"How different would people act if they couldn't show off on social media?" - Donna Lynn Hope
I've only been living in Los Angeles for six weeks now, and I've already worked on Grey's Anatomy, Secrets and Lies, How to Get Away with Murder, and an exciting new show debuting in October called Crazy Ex Girlfriend. I've done scenes with Terry O'Quinn, Juliette Lewis, and Sarah Drew, among others. I was accepted into the UCB Improv School and signed across the board with a very well respected talent agency, Media Artists Group.
Here's the truer version of the above paragraph...
I've been living in the Los Angeles area for six weeks now, and I've only been able to secure background work. Anybody with a driver's license and social security card can do what I've done. My blurred image will be seen behind the mentioned actors, but I certainly didn't "do scenes" with them. Aside from some inconsequential small-talk, I didn't even interact with any of them. UCB doesn't hold auditions to get into their classes. They hold fees. I paid the fee.
The agent part is true, and while I'm excited to have representation already, I owe it completely to a connection I had.

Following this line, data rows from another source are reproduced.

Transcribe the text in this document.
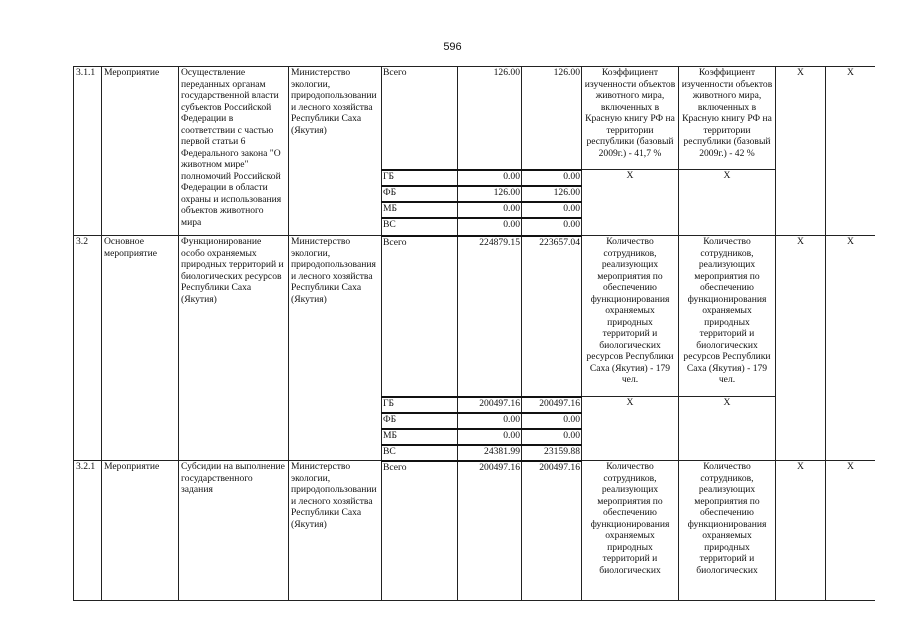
596
3.1.1	Мероприятие	Осуществление переданных органам государственной власти субъектов Российской Федерации в соответствии с частью первой статьи 6 Федерального закона "О животном мире" полномочий Российской Федерации в области охраны и использования объектов животного мира	Министерство экологии, природопользовании и лесного хозяйства Республики Саха (Якутия)	Всего	126.00	126.00	Коэффициент изученности объектов животного мира, включенных в Красную книгу РФ на территории республики (базовый 2009г.) - 41,7 %	Коэффициент изученности объектов животного мира, включенных в Красную книгу РФ на территории республики (базовый 2009г.) - 42 %	X	X
				ГБ	0.00	0.00	X	X		
				ФБ	126.00	126.00				
				МБ	0.00	0.00				
				ВС	0.00	0.00				
3.2	Основное мероприятие	Функционирование особо охраняемых природных территорий и биологических ресурсов Республики Саха (Якутия)	Министерство экологии, природопользования и лесного хозяйства Республики Саха (Якутия)	Всего	224879.15	223657.04	Количество сотрудников, реализующих мероприятия по обеспечению функционирования охраняемых природных территорий и биологических ресурсов Республики Саха (Якутия) - 179 чел.	Количество сотрудников, реализующих мероприятия по обеспечению функционирования охраняемых природных территорий и биологических ресурсов Республики Саха (Якутия) - 179 чел.	X	X
				ГБ	200497.16	200497.16	X	X		
				ФБ	0.00	0.00				
				МБ	0.00	0.00				
				ВС	24381.99	23159.88				
3.2.1	Мероприятие	Субсидии на выполнение государственного задания	Министерство экологии, природопользовании и лесного хозяйства Республики Саха (Якутия)	Всего	200497.16	200497.16	Количество сотрудников, реализующих мероприятия по обеспечению функционирования охраняемых природных территорий и биологических	Количество сотрудников, реализующих мероприятия по обеспечению функционирования охраняемых природных территорий и биологических	X	X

I've always been one to highlight the thorns over the roses. So be it. I have nothing against positivity -- I'm really trying to improve mine -- but spinning things in order to get shallow Facebook comments of "You're a superstar!" or "So proud of you!" or "PTL" is just not my bag, baby. Truth be told, I've unfollowed plenty of peers who lack any sense of self-awareness and realistic assessments of what they've accomplished.
So let me just get this off my chest: I've accomplished nothing. I'm nowhere near where I want to be. I don't deserve praise or accolades for anything on my resume or IMDb page or, God help us all, YouTube.
When and if I ever do feel like I've accomplished something in Hollywood, I'll be sure to brag about it all over Facebook. But I'll be sure to be secretive about several details so I can get the much-desired comments of "Tell us more!" or "Can't wait to hear all about it!" or "You're a superstar [even though I don't have any clue what you're talking about]!".
Some people. Right?
Look, I'll admit that I've actually enjoyed my background work. As I've always said to my real Industry friends, the worst days on set are still alright. I've actually been treated pretty well for the most part, aside from one PA who was a distant relative of Satan. How she gets work is beyond me.
The food is always good. I meet good people. I see the pros doing their things. I make almost enough money to buy a tank of gas.
I wouldn't have these opportunities in Minnesota, so I'm thankful to be out here. Not exactly living the dream, but I feel closer now than I did before we moved.
September 3, 2015
"This hill goes on forever!"
Says I when I run in the hills overlooking the Santa Clarita Valley.
"It's a good burn!"
Says I when I near the top.
"What? That's NOT the top?"
Says I when the road winds around a corner and my muscles turn to undercooked cheesecake.
"Stop talking to yourself."
Says I when people give me weird looks.
So I'm here in Los Angeles(ish). Actually a little north. But only a half a podcast away from the places I need to go. Well, the places I hope to need to go.
But as I laid out in my first post nearly seven years ago, my journey was never specific to geography. So while I've technically made it to Hollywood from Minnesota, I am still a long ways away.
But I'm closer than I was seven years ago. Seven months ago. Seven weeks ago. At least I hope I am.
I've still got a lot of big hills to climb, metaphorically and literally. Seriously, running in my neighborhood is brutal. If nothing else, living out here is going to get my quads back into shape.
I can vouch for the views at the top of the hills. They're amazing. Dry. But amazing.
So as I continue to climb uphill, I remind myself that the view from the top is worth it.